As an example, lets say you are sharing the gospel with someone who grew up in a home with an alcoholic and abusive father. Alcohol destroyed their family. This person you are sharing the gospel with also struggled throughout his teenage years and early adulthood with alcoholism but has been sober for a year and half now. He firmly believes that alcohol ruins lives and is no way God honoring. He can’t understand why any Christian would possibly think it is ok to have even a single beer knowing the path it could potentially lead them down if it turns to addiction.

Do we debate this person who is still young in their faith? Is it our duty to set him straight and preach moderation and point out the multitude of examples in the Bible where wine was part of the celebration? Do we cite certain passages that to point to the fact that the only thing we are cautioned against Biblically is drinking to excess and drunkenness?

For this young Christian, just now developing in their faith and figuring out what they believe, Paul would argue our entire focus should be on removing any obstacles that keep this person from diving into a relationship with Jesus.

Many times, as marketplace missionaries, it is easy to fall into the trap of trying to “help reshape someone’s perspective on an issue” so that we don’t have to change our habits around them, instead of doing every single possible thing in our power to remove any potential stumbling blocks that might be holding them back from giving their lives over fully to Christ.

The gospel is this: God loved us so much that he sent his only son to pay the ultimate price on our behalf so that we could have a relationship with him. We are all incapable of living a perfect life and earning salvation, so Jesus came down willingly and sacrificed himself paying the price for our sins that we could never fully pay ourselves. God loves us desperately and wants a relationship with us. He wants to dwell in us and help transform our lives if we would just turn our lives over to him and seek to discover his good, pleasing, and perfect will for our lives.

If there is someone you are helping learn about Christianity or someone you are currently discipling in their walk with Christ, helping them understand the full depth of the gospel message should be the primary focus. If you keep your heart and mind focused on them and know that there are actions on your part that could drive a wedge between you, set those actions aside for the time being. Even if you are convinced that, Biblically, your actions are in no way counter to God’s will in your life, remember that it is not about you. It is about them. It is about your ability to influence them for the Kingdom.

There may be a time in their walk with Christ where the conversation surrounding this topic may be appropriate to bring up, but Paul would argue we should always err on the side of not creating a stumbling block for a brother or sister instead of erring on the side of spending our energy justifying our actions, even if we feel strongly that God’s word is on our side of that moral debate.

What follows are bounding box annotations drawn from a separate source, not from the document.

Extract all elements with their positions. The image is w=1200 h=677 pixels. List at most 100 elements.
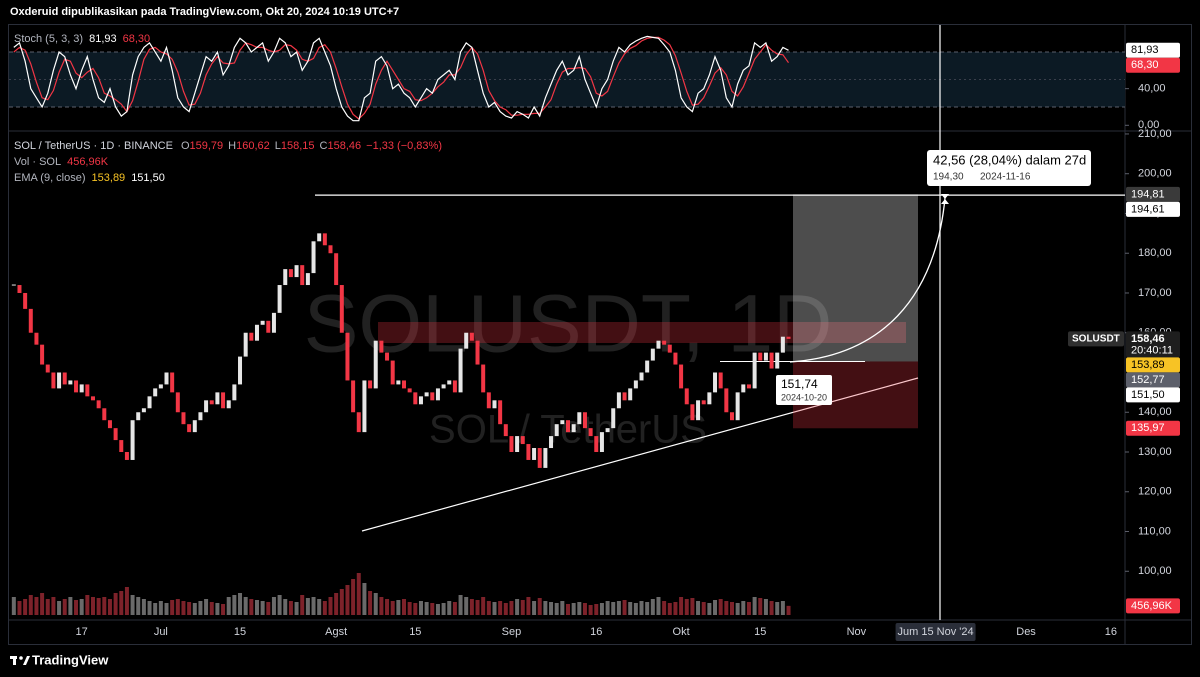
candle-body [464,332,469,349]
volume-bar [187,602,192,615]
candle-body [45,364,50,373]
logo-part [19,656,23,660]
candle-body [769,352,774,369]
stoch-line [13,35,789,122]
volume-bar [520,600,525,615]
stoch-legend: Stoch (5, 3, 3) 81,93 68,30 [14,33,150,45]
candle-body [198,412,203,421]
candle-body [718,372,723,389]
tradingview-logo [10,656,30,665]
volume-bar [571,603,576,615]
candle-body [260,320,265,325]
volume-bar [650,599,655,615]
measure-tooltip [927,150,1091,186]
candle-body [662,340,667,345]
ohlc-value: 158,15 [281,140,315,152]
volume-bar [294,602,299,615]
volume-bar [238,593,243,615]
volume-bar [379,597,384,615]
volume-bar [226,597,231,615]
volume-bar [317,599,322,615]
volume-bar [215,603,220,615]
volume-bars [11,573,791,615]
volume-bar [209,602,214,615]
publish-header: Oxderuid dipublikasikan pada TradingView… [10,6,399,18]
x-tick-label: Des [1016,626,1036,638]
price-badge [1126,42,1180,58]
candle-body [667,344,672,353]
volume-bar [588,605,593,615]
candle-body [368,380,373,389]
candle-body [249,332,254,341]
volume-bar [464,597,469,615]
volume-bar [724,601,729,615]
candle-body [650,348,655,361]
y-tick-label: 110,00 [1138,525,1171,537]
candle-body [701,400,706,405]
volume-bar [45,599,50,615]
candle-body [68,380,73,385]
x-tick-label: 17 [76,626,88,638]
volume-bar [543,601,548,615]
candle-body [679,364,684,389]
candle-body [639,372,644,381]
volume-bar [679,597,684,615]
volume-bar [192,603,197,615]
price-badge-label: 135,97 [1131,422,1165,434]
volume-bar [232,595,237,615]
candle-body [684,388,689,405]
price-badge-label: 194,81 [1131,188,1165,200]
candle-body [402,380,407,389]
candle-body [351,380,356,413]
candle-body [481,364,486,393]
candle-body [266,320,271,333]
measure-date: 2024-11-16 [980,172,1031,183]
volume-bar [249,599,254,615]
candle-body [385,352,390,361]
price-badge [1126,357,1180,373]
price-badge-label: 151,50 [1131,389,1165,401]
volume-bar [424,602,429,615]
volume-bar [746,602,751,615]
stoch-band [9,52,1125,107]
volume-bar [396,600,401,615]
candle-body [283,269,288,286]
candle-body [141,408,146,413]
volume-bar [492,602,497,615]
volume-bar [356,573,361,615]
volume-bar [23,599,28,615]
candle-body [147,396,152,409]
logo-part [13,656,16,665]
volume-bar [758,598,763,615]
candle-body [503,424,508,437]
volume-bar [153,603,158,615]
volume-bar [469,599,474,615]
candle-body [729,412,734,421]
point-price: 151,74 [781,377,818,391]
symbol-title: SOL / TetherUS · 1D · BINANCE [14,140,173,152]
candle-body [226,400,231,409]
candle-body [696,400,701,421]
volume-bar [435,604,440,615]
candle-body [532,448,537,460]
candle-body [40,344,45,365]
volume-bar [17,601,22,615]
candle-body [758,352,763,361]
logo-part [23,656,30,665]
panel-frame [8,24,1192,645]
stoch-legend-title: Stoch (5, 3, 3) [14,33,83,45]
x-tick-label: 15 [234,626,246,638]
stoch-d-value: 68,30 [123,33,151,45]
volume-bar [34,597,39,615]
candle-body [232,384,237,401]
volume-bar [577,602,582,615]
price-badge [1126,331,1180,358]
candle-body [209,400,214,405]
stoch-k-value: 81,93 [89,33,117,45]
x-tick-label: Agst [325,626,347,638]
volume-bar [62,599,67,615]
volume-bar [328,597,333,615]
candle-body [271,312,276,333]
candle-body [215,392,220,405]
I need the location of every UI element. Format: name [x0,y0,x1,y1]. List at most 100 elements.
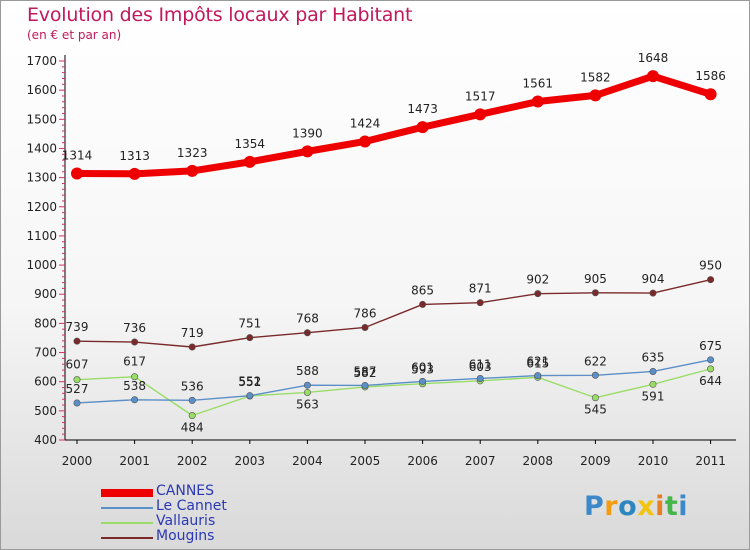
series-point [647,70,659,83]
series-point [73,337,81,345]
legend: CANNES Le Cannet Vallauris Mougins [101,483,301,545]
data-label: 484 [181,421,204,435]
series-markers [71,70,717,420]
legend-label: CANNES [156,483,215,499]
legend-swatch [101,537,153,539]
legend-swatch [101,507,153,509]
data-label: 675 [699,339,722,353]
series-point [188,343,196,351]
data-label: 1648 [638,51,669,65]
data-label: 551 [238,375,261,389]
legend-item: Le Cannet [101,498,301,515]
x-tick-label: 2006 [407,454,438,468]
y-tick-label: 1100 [26,229,57,243]
data-label: 904 [642,272,665,286]
data-label: 1517 [465,89,496,103]
series-point [534,372,542,380]
data-label: 593 [411,363,434,377]
series-point [591,289,599,297]
y-tick-label: 1500 [26,112,57,126]
data-label: 950 [699,259,722,273]
axes: 400 500 600 700 800 900 1000 1100 1200 1300 1400 15… [26,54,736,468]
x-tick-label: 2007 [465,454,496,468]
series-line-vallauris [76,368,712,417]
legend-item: CANNES [101,483,301,500]
series-point [188,412,196,420]
legend-swatch [101,522,153,524]
series-point [131,396,139,404]
data-label: 1314 [62,149,93,163]
data-label: 1586 [695,69,726,83]
series-line-le-cannet [76,359,712,404]
data-label: 768 [296,312,319,326]
series-point [246,392,254,400]
data-label: 603 [469,360,492,374]
data-label: 587 [354,364,377,378]
data-label: 1354 [235,137,266,151]
series-point [419,377,427,385]
series-point [128,167,141,180]
data-label: 786 [354,306,377,320]
series-point [534,290,542,298]
series-point [301,145,314,158]
series-point [649,367,657,375]
data-label: 905 [584,272,607,286]
data-label: 527 [66,382,89,396]
series-point [649,289,657,297]
data-label: 591 [642,389,665,403]
series-point [303,388,311,396]
series-point [131,373,139,381]
chart-title: Evolution des Impôts locaux par Habitant [27,4,413,26]
y-tick-label: 500 [34,404,57,418]
series-point [186,164,199,177]
data-labels: 1314 1313 1323 1354 1390 1424 1473 1517 1561 1582… [62,51,726,434]
x-tick-label: 2010 [638,454,669,468]
data-label: 644 [699,374,722,388]
series-point [359,135,371,148]
series-line-mougins [76,278,712,348]
x-tick-label: 2000 [62,454,93,468]
series-lines [73,72,715,417]
series-point [704,88,717,101]
y-tick-label: 1200 [26,200,57,214]
series-point [73,376,81,384]
series-point [73,399,81,407]
series-point [246,334,254,342]
series-point [591,394,599,402]
data-label: 739 [66,320,89,334]
series-point [591,371,599,379]
y-tick-label: 900 [34,287,57,301]
legend-label: Mougins [156,528,215,544]
series-point [476,299,484,307]
data-label: 1473 [407,102,438,116]
series-point [303,381,311,389]
legend-label: Vallauris [156,513,216,529]
series-point [188,396,196,404]
y-tick-label: 400 [34,433,57,447]
x-tick-label: 2002 [177,454,208,468]
legend-item: Mougins [101,528,301,545]
series-point [476,374,484,382]
series-point [361,381,369,389]
data-label: 538 [123,379,146,393]
x-tick-label: 2008 [523,454,554,468]
y-tick-label: 1600 [26,83,57,97]
legend-label: Le Cannet [156,498,227,514]
data-label: 1313 [119,149,150,163]
series-point [361,323,369,331]
data-label: 536 [181,379,204,393]
x-tick-label: 2011 [695,454,726,468]
series-line-cannes [73,72,715,178]
data-label: 1390 [292,126,323,140]
data-label: 588 [296,364,319,378]
y-tick-label: 700 [34,346,57,360]
data-label: 611 [469,357,492,371]
series-point [416,121,429,134]
series-point [474,108,487,121]
x-tick-label: 2004 [292,454,323,468]
series-point [707,365,715,373]
legend-swatch [101,489,153,497]
x-tick-label: 2001 [119,454,150,468]
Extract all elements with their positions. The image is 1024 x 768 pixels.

This is so challenging and not at all where my mind naturally goes. I would much rather have that intellectual, biblically based, conversation about the issue, even if the person may not be at a place in their walk with Christ where they are ready to hear it. I don’t want to change my actions on issues where I feel that the Bible is on my side of the argument. I would prefer to dig my heels in and be stubborn on my position. I would rather think of this person in my sphere of influence in the way Paul wrote about as “having too little faith”.

But it is not about me. It is about having an eternal impact on the lives of others.

Thought to ponder

What are potential stumbling blocks that I may be unintentionally putting in front of people I currently disciple or have the ability to reach for Christ in my sphere of influence?